NATSO joined more than 10 retail trade associations in sending a letter to the Federal Trade Commission (FTC) outlining the groups' principles on data security standards and consumer notification requirements in the event of breaches of sensitive data. The letter was in response to the FTC's request for input on the current state of competition and consumer protection law.
Considering the widespread risk of data breaches afflicting all American industries and public institutions, the groups outlined for the FTC four key principles that should govern any federal data security and breach notification policy:
1) Establish Uniform Nationwide Law -- With a patchwork of inconsistent breach laws in effect throughout the different states, there is no reason to enact federal legislation in this area unless it preempts the existing laws to establish a uniform, nationwide standard so that every business and consumer knows the singular rules of the road. One federal law applying to all breached entities would ensure clear, concise and consistent notices to all affected consumers regardless of where they live or where the breach occurs.
2) Promote Reasonable Data Security Standards -- Data security requirements applicable to a broad array of U.S. businesses should be based on a standard of reasonableness. A reasonable data security standard, consistent with federal consumer protection laws applicable to businesses of all types and sizes, would allow the right degree of flexibility while giving businesses the appropriate level of guidance they need to comply.
3) Maintain Appropriate FTC Enforcement Regime -- Federal agencies should not be granted overly-punitive enforcement authority that exceeds current legal frameworks.
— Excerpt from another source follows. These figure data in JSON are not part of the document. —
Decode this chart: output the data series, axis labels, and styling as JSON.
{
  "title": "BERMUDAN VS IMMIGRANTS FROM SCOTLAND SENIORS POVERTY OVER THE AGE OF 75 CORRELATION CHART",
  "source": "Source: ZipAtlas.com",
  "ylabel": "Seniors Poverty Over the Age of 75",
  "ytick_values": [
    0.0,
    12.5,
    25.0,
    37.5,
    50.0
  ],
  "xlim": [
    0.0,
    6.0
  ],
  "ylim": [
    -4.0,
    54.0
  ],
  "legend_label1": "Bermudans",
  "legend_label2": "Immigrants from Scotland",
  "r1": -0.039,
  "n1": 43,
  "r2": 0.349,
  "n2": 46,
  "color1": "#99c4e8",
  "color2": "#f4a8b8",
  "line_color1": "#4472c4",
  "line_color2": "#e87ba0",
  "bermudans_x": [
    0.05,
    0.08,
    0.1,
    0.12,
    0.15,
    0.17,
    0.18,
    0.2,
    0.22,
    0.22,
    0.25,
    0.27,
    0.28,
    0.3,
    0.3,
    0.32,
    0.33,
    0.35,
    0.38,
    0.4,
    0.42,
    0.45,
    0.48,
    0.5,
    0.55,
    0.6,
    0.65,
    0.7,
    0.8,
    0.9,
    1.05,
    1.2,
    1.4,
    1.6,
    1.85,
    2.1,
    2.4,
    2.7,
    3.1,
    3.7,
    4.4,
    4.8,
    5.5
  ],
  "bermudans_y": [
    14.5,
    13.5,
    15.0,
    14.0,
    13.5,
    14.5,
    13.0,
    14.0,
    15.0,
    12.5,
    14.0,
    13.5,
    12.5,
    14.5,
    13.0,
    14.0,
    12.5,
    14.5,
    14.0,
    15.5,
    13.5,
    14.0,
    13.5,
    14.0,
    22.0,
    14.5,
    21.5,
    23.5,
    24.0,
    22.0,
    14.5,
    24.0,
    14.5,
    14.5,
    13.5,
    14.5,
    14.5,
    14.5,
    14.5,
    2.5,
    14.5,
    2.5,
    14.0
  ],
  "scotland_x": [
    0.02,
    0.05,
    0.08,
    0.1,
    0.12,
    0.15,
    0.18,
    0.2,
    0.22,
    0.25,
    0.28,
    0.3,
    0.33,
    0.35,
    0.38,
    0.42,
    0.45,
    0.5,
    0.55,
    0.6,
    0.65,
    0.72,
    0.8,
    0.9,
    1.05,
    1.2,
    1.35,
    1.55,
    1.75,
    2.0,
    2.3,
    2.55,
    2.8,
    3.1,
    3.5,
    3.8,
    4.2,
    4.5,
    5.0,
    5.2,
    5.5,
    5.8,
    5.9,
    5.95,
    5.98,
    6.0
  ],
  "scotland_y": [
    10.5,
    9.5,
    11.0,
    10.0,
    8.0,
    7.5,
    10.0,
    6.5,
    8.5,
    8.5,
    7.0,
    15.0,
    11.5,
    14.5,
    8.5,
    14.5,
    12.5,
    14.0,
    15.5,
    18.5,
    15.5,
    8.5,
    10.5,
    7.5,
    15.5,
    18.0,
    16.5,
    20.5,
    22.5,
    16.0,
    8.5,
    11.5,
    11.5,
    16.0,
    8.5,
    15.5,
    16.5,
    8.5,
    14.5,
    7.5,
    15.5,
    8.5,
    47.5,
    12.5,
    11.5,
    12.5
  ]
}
4) Ensure All Breached Entities Have Notice Obligations -- Businesses in every affected industry sector should have an obligation to notify consumers when they suffer a breach of sensitive personal information that creates a risk of identity theft or financial harm. Informing the public of breaches can help consumers take steps to protect themselves from potential harm. It also creates greater incentives for all businesses handling sensitive personal information to improve their data security practices. Creating exemptions for particular industry sectors or allowing breached entities to shift their notification burdens onto others -- as some in the financial services sector have proposed -- will weaken the effectiveness of federal policy, undermine consumer confidence, ignore the scope of the problem, and create loopholes that criminals can exploit.